Durante o tratamento do câncer da minha avó, lembro como ela, ao chegar absolutamente exausta, presenciou o atropelamento do seu cachorro, que quase morreu instantaneamente. Lembro-me de minha avó chorando inconsolavelmente e dilacerada pela dor do animal. Muitos ao seu redor, especialmente os homens da família, diziam que “ele era apenas um cachorro”. Havia na atitude da minha avó um desafio ao abismo ontológico entre humanos e animais.
Claro que sim. E um mal-entendido: porque o mandato de gênero para os homens não é a exposição à vulnerabilidade, mas a outros tipos de normas.
Queria terminar perguntando sobre a relação entre o masculino e certas formas políticas e culturais autoritárias e neoliberais. Você comentou em uma entrevista:
O que está acontecendo neste momento histórico é que os modelos masculinos tradicionais baseados na competitividade, na violência e no risco (o guerreiro, o caçador, o corretor...) são pouco adequados para enfrentar os novos desafios milênio, em particular ao desafio de alcançar um mundo sustentável e não um planeta devastado no qual as gerações futuras não possam levar uma vida digna.

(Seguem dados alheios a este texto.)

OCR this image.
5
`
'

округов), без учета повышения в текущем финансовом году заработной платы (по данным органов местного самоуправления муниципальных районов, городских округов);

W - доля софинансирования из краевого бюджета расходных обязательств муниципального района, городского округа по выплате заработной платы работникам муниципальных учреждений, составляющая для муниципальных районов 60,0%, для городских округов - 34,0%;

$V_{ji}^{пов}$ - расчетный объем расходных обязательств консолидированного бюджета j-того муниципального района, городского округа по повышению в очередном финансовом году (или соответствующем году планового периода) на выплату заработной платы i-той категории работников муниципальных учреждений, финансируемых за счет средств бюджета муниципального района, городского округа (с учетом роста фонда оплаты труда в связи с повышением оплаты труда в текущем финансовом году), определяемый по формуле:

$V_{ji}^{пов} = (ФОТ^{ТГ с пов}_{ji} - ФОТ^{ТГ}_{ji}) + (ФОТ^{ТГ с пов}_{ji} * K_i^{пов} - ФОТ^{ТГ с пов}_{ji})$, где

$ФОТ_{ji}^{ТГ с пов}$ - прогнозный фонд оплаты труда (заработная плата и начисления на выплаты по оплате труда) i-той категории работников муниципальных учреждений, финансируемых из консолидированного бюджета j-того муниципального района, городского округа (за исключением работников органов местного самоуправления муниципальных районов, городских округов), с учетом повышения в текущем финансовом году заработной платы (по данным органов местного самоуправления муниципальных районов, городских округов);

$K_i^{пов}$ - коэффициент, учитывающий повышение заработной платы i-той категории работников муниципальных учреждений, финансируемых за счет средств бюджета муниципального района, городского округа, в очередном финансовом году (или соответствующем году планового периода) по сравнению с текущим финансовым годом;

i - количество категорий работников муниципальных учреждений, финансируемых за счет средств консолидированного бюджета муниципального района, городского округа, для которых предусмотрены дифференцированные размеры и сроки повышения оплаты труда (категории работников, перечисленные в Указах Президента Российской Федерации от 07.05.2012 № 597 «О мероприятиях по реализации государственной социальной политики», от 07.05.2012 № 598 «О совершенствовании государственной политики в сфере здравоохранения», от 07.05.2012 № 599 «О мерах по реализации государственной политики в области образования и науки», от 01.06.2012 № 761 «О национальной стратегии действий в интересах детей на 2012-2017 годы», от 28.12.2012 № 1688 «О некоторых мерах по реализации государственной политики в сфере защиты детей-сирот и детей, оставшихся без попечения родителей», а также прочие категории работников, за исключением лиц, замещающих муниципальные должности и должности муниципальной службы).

Com essa sua frase, não pude deixar de pensar que existe algum tipo de relação entre as mensagens do Llados Fitness ligando para fazer burpees às cinco da manhã, para trabalhar duro e ganhar muito dinheiro para ser melhor que o descanso, e as mensagens belicistas em torno da invasão russa da Ucrânia ou do extermínio em Gaza. Tenho a sensação de que em todos os elementos capilares da sociedade os guerreiros, os caçadores e os corretores estão a ascender como novas referências, e que estão a enviar uma mensagem clara: temos que nos preparar para a guerra, a pilhagem e a dominação uns dos outros. Como você interpreta esses discursos?
Pois bem, são muito preocupantes, claro, e sem dúvida são expressões de formas de pensar e de agir que correspondem à vontade de dominação patriarcal. No cerne do patriarcado o que encontramos é o mandato de dominação. Dominação que pode ser sobre os outros ou sobre o próprio corpo. Estes discursos são muito perigosos e infelizmente encontramos muitos deles através da internet. Fazem-me pensar naquela frase de Petra Kelly, a ecofeminista pacifista, que destacou que se não conseguíssemos mudar esta forma de ver a vida e o mundo, o patriarcado terminal nos levaria a uma catástrofe ecológica ou a uma guerra nuclear.
O ecofeminismo tem muito a dizer aqui em relação a estas visões do mundo. Lembra-nos que a ajuda mútua existe na natureza, que nem tudo é competição e que a felicidade não se alcança assim. Hoje precisamos de cuidado, solidariedade, irmandade e outra forma de entender a qualidade de vida. O que é chamado em ética de vida boa. Essas perspectivas se refletem em algumas visões de mundo dos Abya Yala, do mundo indígena na América Latina, como a Sumak Kawsay (boa vida), que coloca em primeiro plano a qualidade de vida, além de ter o que é necessário para viver, valorizar o que realmente vale: relacionamento com os outros, amizade e natureza.
Essas concepções me lembraram a visão epicurista. Coloco em chaves ecofeministas: o pensamento de Epicuro é semelhante a essas visões de felicidade e de vida boa, na medida em que sustentava que não são necessários objetos luxuosos para ser feliz. O que é necessário, além do básico, é a amizade e o cultivo do pensamento. E curtindo a natureza. Fazer o que os textos epicuristas exigem: sentar-se à beira de um rio na companhia de amigos e discutir com eles é um modelo de felicidade.